Attraverso quali interventi si è riusciti a ridurre, nell’arco di 30 anni e in modo così significativo, la mortalità dovuta a malattie cardiovascolari? È stato più importante l’intervento preventivo o il progresso nella efficacia della medicina nell’intervenire nelle fasi acute della malattia? Ritengo che ambedue le componenti abbiano giocato un ruolo importante e sinergico. Tuttavia, la campagna d’informazione e d’intervento legislativo sul fumo, sulla esigenza di una dieta e di una attività fisica adeguata e del controllo del peso corporeo, siano stati i fattori di maggiore importanza, insieme alla maggior consapevolezza da parte dei medici, della necessità di identificare alcune categorie di soggetti maggiormente a rischio, come quelli affetti da ipertensione arteriosa o da alterazioni del metabolismo dei grassi o degli zuccheri (come ipercolesterolemia e diabete) e di trattarli con farmaci efficaci. Certamente un ruolo straordinario hanno giocato anche gli interventi terapeutici in corso di malattia, che ci hanno consentito, tra gli altri risultati, di ridurre significativamente la mortalità nella fase acuta dell’infarto miocardico.

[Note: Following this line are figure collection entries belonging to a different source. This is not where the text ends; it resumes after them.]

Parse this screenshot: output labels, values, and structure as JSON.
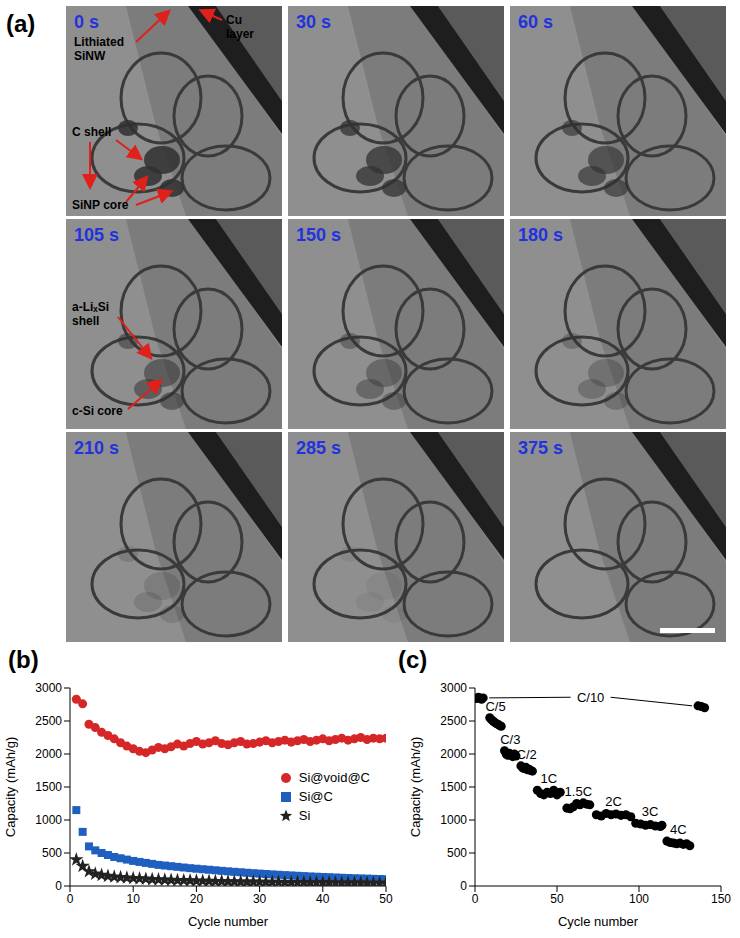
{
  "panel_a": {
    "panel": "(a)",
    "frames": [
      "0 s",
      "30 s",
      "60 s",
      "105 s",
      "150 s",
      "180 s",
      "210 s",
      "285 s",
      "375 s"
    ],
    "annotations": [
      {
        "frame": "0 s",
        "text": "Lithiated SiNW"
      },
      {
        "frame": "0 s",
        "text": "Cu layer"
      },
      {
        "frame": "0 s",
        "text": "C shell"
      },
      {
        "frame": "0 s",
        "text": "SiNP core"
      },
      {
        "frame": "105 s",
        "text": "a-LiₓSi shell"
      },
      {
        "frame": "105 s",
        "text": "c-Si core"
      }
    ]
  },
  "chart_data": [
    {
      "panel": "(b)",
      "type": "scatter",
      "x_label": "Cycle number",
      "y_label": "Capacity (mAh/g)",
      "x": [
        1,
        2,
        3,
        4,
        5,
        6,
        7,
        8,
        9,
        10,
        11,
        12,
        13,
        14,
        15,
        16,
        17,
        18,
        19,
        20,
        21,
        22,
        23,
        24,
        25,
        26,
        27,
        28,
        29,
        30,
        31,
        32,
        33,
        34,
        35,
        36,
        37,
        38,
        39,
        40,
        41,
        42,
        43,
        44,
        45,
        46,
        47,
        48,
        49,
        50
      ],
      "series": [
        {
          "name": "Si@void@C",
          "color": "#d62728",
          "marker": "circle",
          "values": [
            2830,
            2760,
            2450,
            2400,
            2330,
            2280,
            2230,
            2170,
            2120,
            2080,
            2040,
            2020,
            2060,
            2100,
            2080,
            2110,
            2150,
            2120,
            2160,
            2190,
            2150,
            2170,
            2200,
            2160,
            2140,
            2170,
            2190,
            2150,
            2160,
            2180,
            2200,
            2170,
            2190,
            2210,
            2180,
            2200,
            2220,
            2190,
            2210,
            2230,
            2200,
            2220,
            2240,
            2210,
            2230,
            2250,
            2220,
            2240,
            2230,
            2240
          ]
        },
        {
          "name": "Si@C",
          "color": "#1f5fbf",
          "marker": "square",
          "values": [
            1150,
            820,
            600,
            540,
            500,
            470,
            440,
            420,
            400,
            380,
            365,
            350,
            335,
            320,
            310,
            300,
            290,
            280,
            270,
            262,
            254,
            246,
            238,
            230,
            222,
            215,
            208,
            201,
            194,
            188,
            182,
            176,
            170,
            165,
            160,
            155,
            150,
            145,
            141,
            137,
            133,
            129,
            125,
            121,
            118,
            115,
            112,
            109,
            106,
            103
          ]
        },
        {
          "name": "Si",
          "color": "#222222",
          "marker": "star",
          "values": [
            400,
            300,
            220,
            185,
            165,
            150,
            140,
            132,
            125,
            118,
            112,
            107,
            102,
            98,
            94,
            90,
            87,
            84,
            81,
            78,
            76,
            74,
            72,
            70,
            68,
            66,
            64,
            63,
            62,
            61,
            60,
            59,
            58,
            57,
            56,
            55,
            54,
            53,
            52,
            51,
            50,
            49,
            48,
            48,
            47,
            47,
            46,
            46,
            45,
            45
          ]
        }
      ],
      "xlim": [
        0,
        50
      ],
      "xticks": [
        0,
        10,
        20,
        30,
        40,
        50
      ],
      "ylim": [
        0,
        3000
      ],
      "yticks": [
        0,
        500,
        1000,
        1500,
        2000,
        2500,
        3000
      ],
      "legend": "right",
      "grid": false
    },
    {
      "panel": "(c)",
      "type": "scatter",
      "x_label": "Cycle number",
      "y_label": "Capacity (mAh/g)",
      "series": [
        {
          "name": "C/10",
          "color": "#000000",
          "marker": "circle",
          "x": [
            1,
            2,
            3,
            4,
            5
          ],
          "values": [
            2840,
            2860,
            2850,
            2830,
            2850
          ]
        },
        {
          "name": "C/5",
          "color": "#000000",
          "marker": "circle",
          "x": [
            9,
            10,
            11,
            12,
            13,
            14,
            15,
            16
          ],
          "values": [
            2550,
            2520,
            2500,
            2480,
            2460,
            2450,
            2430,
            2420
          ]
        },
        {
          "name": "C/3",
          "color": "#000000",
          "marker": "circle",
          "x": [
            18,
            19,
            20,
            21,
            22,
            23,
            24,
            25
          ],
          "values": [
            2050,
            2000,
            1980,
            2010,
            1990,
            1960,
            2000,
            1970
          ]
        },
        {
          "name": "C/2",
          "color": "#000000",
          "marker": "circle",
          "x": [
            28,
            29,
            30,
            31,
            32,
            33,
            34,
            35
          ],
          "values": [
            1820,
            1790,
            1780,
            1800,
            1760,
            1770,
            1750,
            1740
          ]
        },
        {
          "name": "1C",
          "color": "#000000",
          "marker": "circle",
          "x": [
            38,
            40,
            42,
            44,
            46,
            48,
            50,
            52
          ],
          "values": [
            1450,
            1400,
            1380,
            1420,
            1400,
            1450,
            1380,
            1420
          ]
        },
        {
          "name": "1.5C",
          "color": "#000000",
          "marker": "circle",
          "x": [
            56,
            58,
            60,
            62,
            64,
            66,
            68,
            70
          ],
          "values": [
            1180,
            1170,
            1200,
            1250,
            1230,
            1260,
            1240,
            1230
          ]
        },
        {
          "name": "2C",
          "color": "#000000",
          "marker": "circle",
          "x": [
            74,
            77,
            80,
            83,
            86,
            89,
            92,
            95
          ],
          "values": [
            1080,
            1060,
            1100,
            1080,
            1090,
            1070,
            1080,
            1050
          ]
        },
        {
          "name": "3C",
          "color": "#000000",
          "marker": "circle",
          "x": [
            98,
            101,
            104,
            107,
            110,
            113,
            114
          ],
          "values": [
            950,
            940,
            920,
            930,
            910,
            900,
            920
          ]
        },
        {
          "name": "4C",
          "color": "#000000",
          "marker": "circle",
          "x": [
            117,
            119,
            121,
            123,
            125,
            127,
            129,
            131
          ],
          "values": [
            680,
            660,
            650,
            640,
            650,
            630,
            640,
            610
          ]
        },
        {
          "name": "C/10",
          "color": "#000000",
          "marker": "circle",
          "x": [
            136,
            138,
            140
          ],
          "values": [
            2730,
            2720,
            2700
          ]
        }
      ],
      "xlim": [
        0,
        150
      ],
      "xticks": [
        0,
        50,
        100,
        150
      ],
      "ylim": [
        0,
        3000
      ],
      "yticks": [
        0,
        500,
        1000,
        1500,
        2000,
        2500,
        3000
      ],
      "grid": false
    }
  ]
}
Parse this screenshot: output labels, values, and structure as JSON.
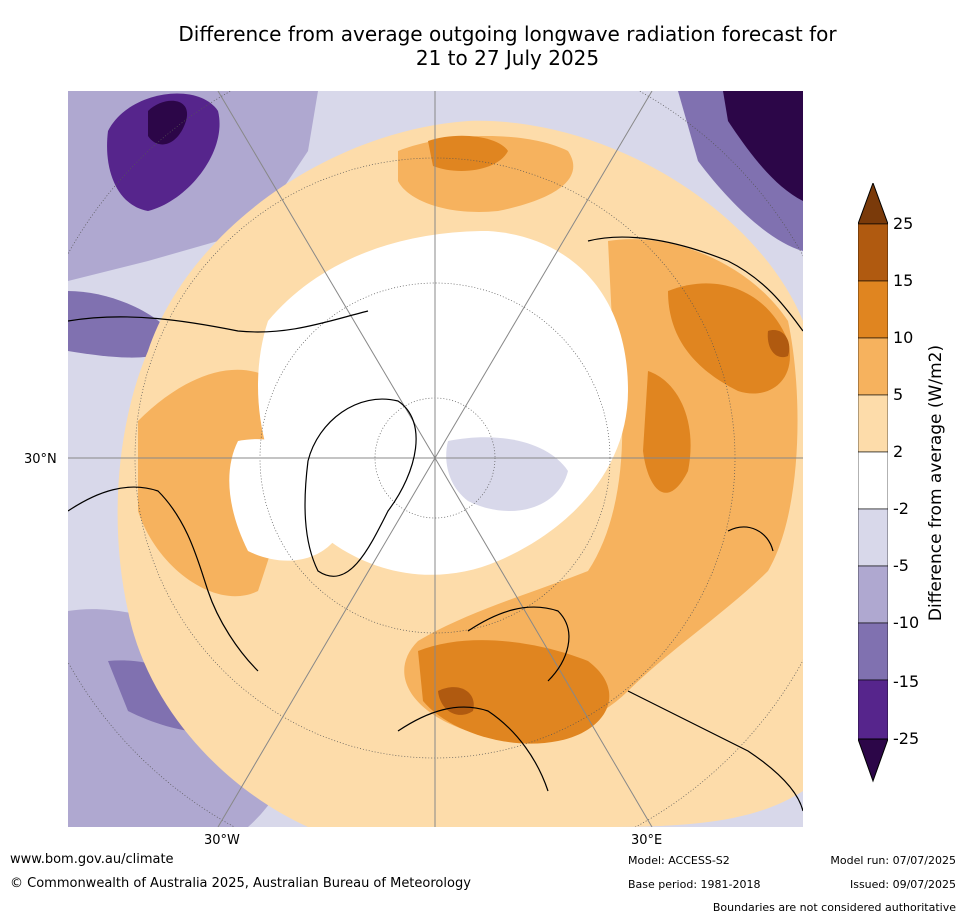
{
  "title": {
    "line1": "Difference from average outgoing longwave radiation forecast for",
    "line2": "21 to 27 July 2025"
  },
  "axis_labels": {
    "lat_30n": "30°N",
    "lon_30w": "30°W",
    "lon_30e": "30°E"
  },
  "colorbar": {
    "title": "Difference from average (W/m2)",
    "ticks": [
      "25",
      "15",
      "10",
      "5",
      "2",
      "-2",
      "-5",
      "-10",
      "-15",
      "-25"
    ],
    "colors": [
      "#7a3a0a",
      "#b05a10",
      "#e08520",
      "#f6b25e",
      "#fddcaa",
      "#ffffff",
      "#d8d8ea",
      "#afa8d0",
      "#8071b0",
      "#56258c",
      "#2c0648"
    ]
  },
  "footer": {
    "url": "www.bom.gov.au/climate",
    "copyright": "© Commonwealth of Australia 2025, Australian Bureau of Meteorology",
    "model": "Model: ACCESS-S2",
    "base_period": "Base period: 1981-2018",
    "model_run": "Model run: 07/07/2025",
    "issued": "Issued: 09/07/2025",
    "disclaimer": "Boundaries are not considered authoritative"
  }
}
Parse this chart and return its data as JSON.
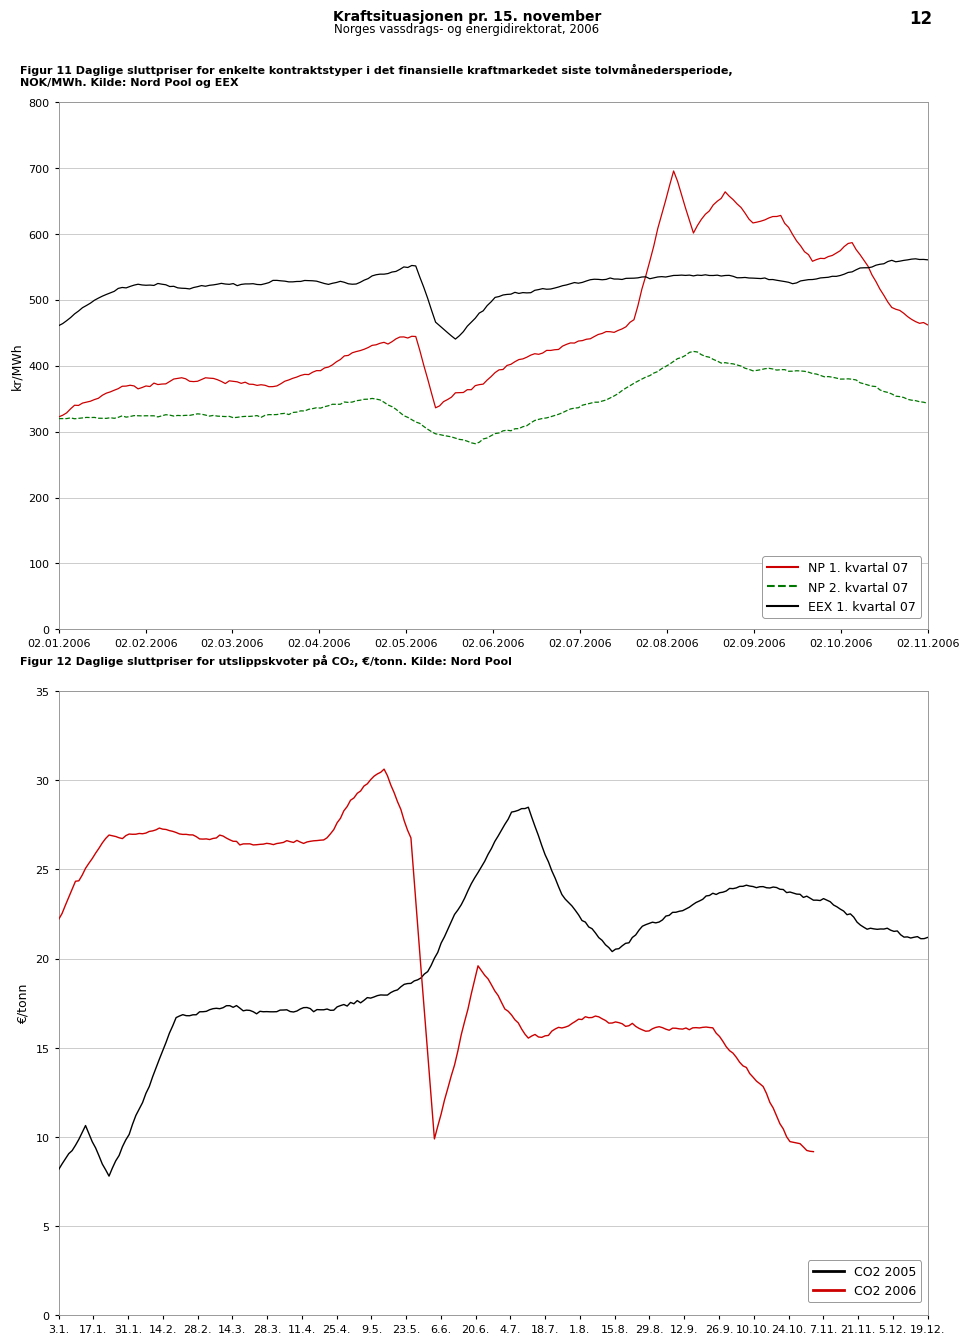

Esiste uno specifico aspetto della prevenzione cardiovascolare su cui ritiene di doversi particolarmente soffermare? Penso che sia opportuno aggiungere qualche cosa sul problema della sedentarietà, sia per la sua importanza in quanto fattore di rischio per malattie cardiovascolari, sia per il fatto che questo dato è spesso trascurato, o insufficientemente indagato nei nostri colloqui con i pazienti. Uno studio pubblicato su The Lancet di 4 anni fa attribuiva alla sedentarietà lo stesso livello di nocività del fumo. Senza volere indurre allarmismi, è indubbio che lo stare seduti per molte ore al giorno sia nocivo per il nostro organismo. La tendenza alla meccanizzazione e alla informatizzazione di molte attività umane, che richiedevano in passato un intervento “muscolare”, ha fatto sì che l’impegno fisico richiesto da molte attività lavorative sia stato ridotto al minimo. Un recentissimo studio, reso pubblico online, stabilisce criteri più severi di quelli elencati nella tabella riportata (proposti dalla Società Europea di Cardiologia). In sintesisecondo questo studio, per combattere gli effetti negativi di una lunga inattività (le classiche 8 ore davanti a un computer) sarebbe necessaria un’ora di esercizio fisico di intensità moderata, come per esempio una camminata a passo vivace (5,6 Km./ora) o una corsa
in bicicletta a 16 Km./ora, al giorno.
Al di là delle troppo facili e in parte discutibili schematizzazioni, il messaggio che dobbiamo cogliere è il dato della importanza della attività fisica, che sembra avere tra l’altro, anche un effetto preventivo su alcune neoplasie e sul deterioramento cognitivo. Persone senza malattie cardiovascolari, che intendano intraprendere un esercizio fisico di intensità moderata, non necessitano di particolari accertamenti diagnostici. Diverso deve essere l’atteggiamento nei confronti di persone con storia pregressa di malattie cardiocircolatorie o con significativi fattori di rischio (es. fumatori, ipertesi etc.) che intendano passare dalla sedentarietà all’attività fisica moderata. In questi casi è opportuna una valutazione clinica e alcuni casi un test da sforzo. Il controllo medico è certamente necessario anche nei soggetti anziani, per i quali l’attività fisica rappresenta una preziosa risorsa, utile non solo per prevenire le malattie cardiovascolari, ma anche, e forse ancora di più, per il mantenimento della efficienza psicofisica globale.